The most recent analysis was published in 2019 in the leading medical journal JAMA. The study was authored by Drs. William Shrank, Teresa Rogstad, and Dr. Natasha Parekh. The latter two authors were academics based at the University of Pittsburgh Medical Center. Interestingly, the first author, Dr. Shrank, worked for the for-profit, health insurance industry giant, Humana.

Just for context, Humana earned $60 billion in revenue from July of 2018 to June of 2019, which was a 14 percent increase versus the year before.5 However, like many companies in the healthcare industry, Humana has been under cost pressure. As costs of healthcare have risen, their profit margin has fallen. While Humana’s revenue rose 14 percent in 2018, their costs rose by more than 14 percent. As a result, in 2019, Humana reported that its annual profit for 2018 fell below analysts’ expectations due to higher costs, causing the stock price to dip.6

Before you become concerned that Humana may end up in the poorhouse, their net profit fell to “only” $1.7 billion.7 So…they’re still doing okay. But since their costs are rising, putting pressure on their profits and therefore stock price, do you think that may be why even a health insurance industry giant like Humana is now interested in eliminating medical waste?
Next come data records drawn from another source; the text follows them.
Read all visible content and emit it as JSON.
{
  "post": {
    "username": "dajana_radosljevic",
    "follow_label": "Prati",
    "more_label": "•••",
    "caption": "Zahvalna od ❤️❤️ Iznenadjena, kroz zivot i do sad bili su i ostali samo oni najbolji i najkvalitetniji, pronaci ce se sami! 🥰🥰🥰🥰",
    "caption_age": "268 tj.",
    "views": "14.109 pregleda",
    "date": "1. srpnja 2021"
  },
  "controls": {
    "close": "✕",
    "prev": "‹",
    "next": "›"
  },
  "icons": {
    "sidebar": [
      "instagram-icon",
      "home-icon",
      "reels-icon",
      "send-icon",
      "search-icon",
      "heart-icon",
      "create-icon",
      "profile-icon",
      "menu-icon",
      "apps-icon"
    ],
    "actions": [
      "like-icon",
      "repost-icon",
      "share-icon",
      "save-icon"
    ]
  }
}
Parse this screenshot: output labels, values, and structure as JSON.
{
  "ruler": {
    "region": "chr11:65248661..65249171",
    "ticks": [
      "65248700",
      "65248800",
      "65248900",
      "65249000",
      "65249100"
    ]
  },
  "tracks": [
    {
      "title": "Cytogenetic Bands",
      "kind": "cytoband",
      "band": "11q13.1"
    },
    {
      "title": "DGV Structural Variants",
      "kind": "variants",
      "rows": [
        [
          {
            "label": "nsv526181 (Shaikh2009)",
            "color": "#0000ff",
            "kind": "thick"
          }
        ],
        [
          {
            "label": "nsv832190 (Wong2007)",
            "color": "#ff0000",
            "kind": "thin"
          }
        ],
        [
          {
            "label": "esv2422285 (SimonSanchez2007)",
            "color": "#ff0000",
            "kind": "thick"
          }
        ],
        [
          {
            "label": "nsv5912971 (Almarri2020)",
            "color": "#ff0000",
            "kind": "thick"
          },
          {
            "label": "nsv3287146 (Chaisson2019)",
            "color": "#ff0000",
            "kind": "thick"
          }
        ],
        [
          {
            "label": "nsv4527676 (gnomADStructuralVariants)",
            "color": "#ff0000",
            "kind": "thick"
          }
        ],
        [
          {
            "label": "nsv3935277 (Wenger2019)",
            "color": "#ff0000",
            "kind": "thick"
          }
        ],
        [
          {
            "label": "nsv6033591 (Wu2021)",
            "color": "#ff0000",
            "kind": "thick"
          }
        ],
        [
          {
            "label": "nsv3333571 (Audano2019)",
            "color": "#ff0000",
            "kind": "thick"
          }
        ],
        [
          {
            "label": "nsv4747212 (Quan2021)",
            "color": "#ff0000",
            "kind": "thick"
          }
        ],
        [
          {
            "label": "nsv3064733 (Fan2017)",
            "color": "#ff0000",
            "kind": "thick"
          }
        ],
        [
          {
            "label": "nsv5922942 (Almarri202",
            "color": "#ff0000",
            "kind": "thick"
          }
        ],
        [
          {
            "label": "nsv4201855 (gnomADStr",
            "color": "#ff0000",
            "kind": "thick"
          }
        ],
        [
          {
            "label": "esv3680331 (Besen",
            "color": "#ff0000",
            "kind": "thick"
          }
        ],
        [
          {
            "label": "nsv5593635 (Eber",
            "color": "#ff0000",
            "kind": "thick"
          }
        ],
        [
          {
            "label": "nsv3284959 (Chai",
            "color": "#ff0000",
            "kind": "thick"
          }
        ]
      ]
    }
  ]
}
The study by Shrank and colleagues reviewed more than fifty separate peer-reviewed publications on waste in healthcare. From this review, they gleaned an estimate that waste costs the US healthcare system between $760 and $935 billion per year. In an accompanying editorial, Don Berwick pointed out that some additional types of waste were not evaluated, and adding in those additional wastes would likely push these numbers over a trillion dollars in waste per year, accounting for a third or so of total healthcare spending in the US.8 So, nothing changed between 2012 and 2019. We haven’t advanced. We haven’t gotten better. We’re still as wasteful and unnecessarily expensive as ever.